Oregon Needs Assessment: The Power of Diverse Supports

Posted by on Oct 28, 2019

Change can be scary. As we have talked about previously, the new Oregon Needs Assessment (ONA) will result in changes to personal resource allocations sometime in the next year or two. Our lives aren’t always predictable, and when our supports aren’t either, it can be difficult. We will always advocate for stable, secure DD service funding to improve the lives of Oregonians with developmental disabilities. But what else can we do to combat the ups and downs of public funding levels? Let’s talk more about that.

This is a handy worksheet to get you thinking about the different places from which to draw support.

Your paid service are funded through a mix of Oregon state funds, and federal Medicaid match funds. You’ll see us advocate each year during the full Oregon legislative session for adequate DD service funding. But the state and federal budget goes up and down over time, and policies shift and change with administrations and public opinion. There is no such thing as a guarantee of public benefits, as hard as that can be to accept.

In order to smooth over these ups and downs, it helps to diversify the supports in our lives that help us be successful. That’s much simpler to write than to do, surely, but worth the effort to feel less dependent on public funds – less vulnerable to change. In Oregon, we’ve been making use of the Charting the LifeCourse framework, out of UMKC Institute for Human Development, as a way to have some of these complex discussions. Charting the LifeCourse uses different words and has some tools that can help us tackle things like making big decisions and planning for the future. But more than tools, Charting the LifeCourse offers a way of exploring what we think makes for a good life, and how we can apply those ideas to identifying the right supports for people with developmental disabilities.
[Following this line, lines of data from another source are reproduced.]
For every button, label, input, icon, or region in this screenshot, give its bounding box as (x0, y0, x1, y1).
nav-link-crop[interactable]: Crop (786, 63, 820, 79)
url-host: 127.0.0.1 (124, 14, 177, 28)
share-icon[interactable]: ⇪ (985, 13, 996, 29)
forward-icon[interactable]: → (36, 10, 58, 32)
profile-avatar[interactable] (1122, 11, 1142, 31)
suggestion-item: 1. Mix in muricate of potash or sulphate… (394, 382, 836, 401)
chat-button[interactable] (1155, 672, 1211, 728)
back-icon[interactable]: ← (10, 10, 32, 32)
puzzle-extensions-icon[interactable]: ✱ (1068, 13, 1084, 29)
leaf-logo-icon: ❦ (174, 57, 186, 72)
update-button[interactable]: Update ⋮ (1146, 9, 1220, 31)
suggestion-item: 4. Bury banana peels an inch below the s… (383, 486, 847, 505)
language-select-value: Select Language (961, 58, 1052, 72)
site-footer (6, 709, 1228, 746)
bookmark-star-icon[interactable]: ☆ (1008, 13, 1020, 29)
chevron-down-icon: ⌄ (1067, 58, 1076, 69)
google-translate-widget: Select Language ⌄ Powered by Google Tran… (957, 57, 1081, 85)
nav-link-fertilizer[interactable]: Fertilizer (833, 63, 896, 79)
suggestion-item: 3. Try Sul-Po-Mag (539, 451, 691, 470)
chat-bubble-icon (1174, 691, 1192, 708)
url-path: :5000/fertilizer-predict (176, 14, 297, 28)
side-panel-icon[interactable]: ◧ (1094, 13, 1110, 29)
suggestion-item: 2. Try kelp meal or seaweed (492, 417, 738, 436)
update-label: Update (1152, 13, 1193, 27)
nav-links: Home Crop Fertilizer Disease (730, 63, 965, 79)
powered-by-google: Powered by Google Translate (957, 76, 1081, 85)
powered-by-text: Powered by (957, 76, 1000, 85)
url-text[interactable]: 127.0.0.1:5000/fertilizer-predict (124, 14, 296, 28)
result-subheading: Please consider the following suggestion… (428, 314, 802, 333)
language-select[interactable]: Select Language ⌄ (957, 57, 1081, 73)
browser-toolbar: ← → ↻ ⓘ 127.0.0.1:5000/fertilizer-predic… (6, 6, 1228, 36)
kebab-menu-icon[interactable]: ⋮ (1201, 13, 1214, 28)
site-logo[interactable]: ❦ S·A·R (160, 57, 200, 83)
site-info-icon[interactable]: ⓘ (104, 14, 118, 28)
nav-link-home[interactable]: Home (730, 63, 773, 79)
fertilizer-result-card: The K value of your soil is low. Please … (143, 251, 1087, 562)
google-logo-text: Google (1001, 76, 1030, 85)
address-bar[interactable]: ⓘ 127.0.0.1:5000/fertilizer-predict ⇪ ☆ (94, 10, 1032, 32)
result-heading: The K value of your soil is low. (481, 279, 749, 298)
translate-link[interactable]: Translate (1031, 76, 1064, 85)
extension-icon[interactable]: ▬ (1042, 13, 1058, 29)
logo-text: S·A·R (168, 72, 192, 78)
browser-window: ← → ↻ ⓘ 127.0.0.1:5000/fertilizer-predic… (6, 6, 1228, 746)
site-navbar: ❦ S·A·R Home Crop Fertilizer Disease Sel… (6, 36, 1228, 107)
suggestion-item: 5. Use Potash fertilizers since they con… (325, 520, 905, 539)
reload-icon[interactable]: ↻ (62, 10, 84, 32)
On the subject of a diverse support system, Charting the LifeCourse tells us that “all people need support to lead good lives. Using a combination of many different kinds of support helps to plot a trajectory toward an inclusive, quality, community life.” The Integrated Supports Star is a tool that you can use to make a plan to diversify. Head over to the website and download a copy for yourself here. The star is made up of five points, which are all areas from which support may be drawn:

  • Personal Strengths and Assets: These are the things that each person brings to the table – your skills, abilities, and resources pulled from yourself, or from what you have been given.
  • Relationships: Benefits and supports that you get from the people around you. From family and friends to neighbors and professionals in your community, there are many types of relationships from which we all receive support.
  • Eligibility Specific: This is meant to encompass the benefits available to you because of your eligibility–for DD services, income-related services, age-related services, etc. Any paid supports in your ISP would be included in this category, as would low-income housing, SNAP, OHP, and ABLE accounts.
  • Community-Based: Support that comes from the place where you live – charities, community groups and organizations, natural resources, etc.
  • Technology: Assistance you get from the technology that surrounds us all, and any specific technology that you have incorporated into your life to support you.

Think about your life, and how you accomplish the big and little things that matter to you. How do you use each kind of support in your life now? How might you use each kind of support in the future? And an even more exciting question – how might you use existing support in your life to increase your access to other kinds of support? You can think about these things yourself, or a Brokerage Personal Agent or other trusted person can walk through this exercise with you to try to identify and brainstorm supports that you already have or might need in order to work together to get where you want to go.

It is very easy to get focused on one point of the star, one area from which our support comes. But when we rely mostly on one point of the star, we are more vulnerable when something changes. If instead, we can build truly integrated supports, incorporating all five points of the star, our safety net is stronger. We are less vulnerable to the disruption that comes with each change of state and federal benefits. Recognizing and working to incorporate the full spectrum of support available to each of us can help to provide stable grounding from all sides. Humans are social creatures, even those of us who are introverted. We all receive substantial natural support from our immediate surroundings and communities. We need to make the most of those supports if we want to achieve our personal vision of a good life.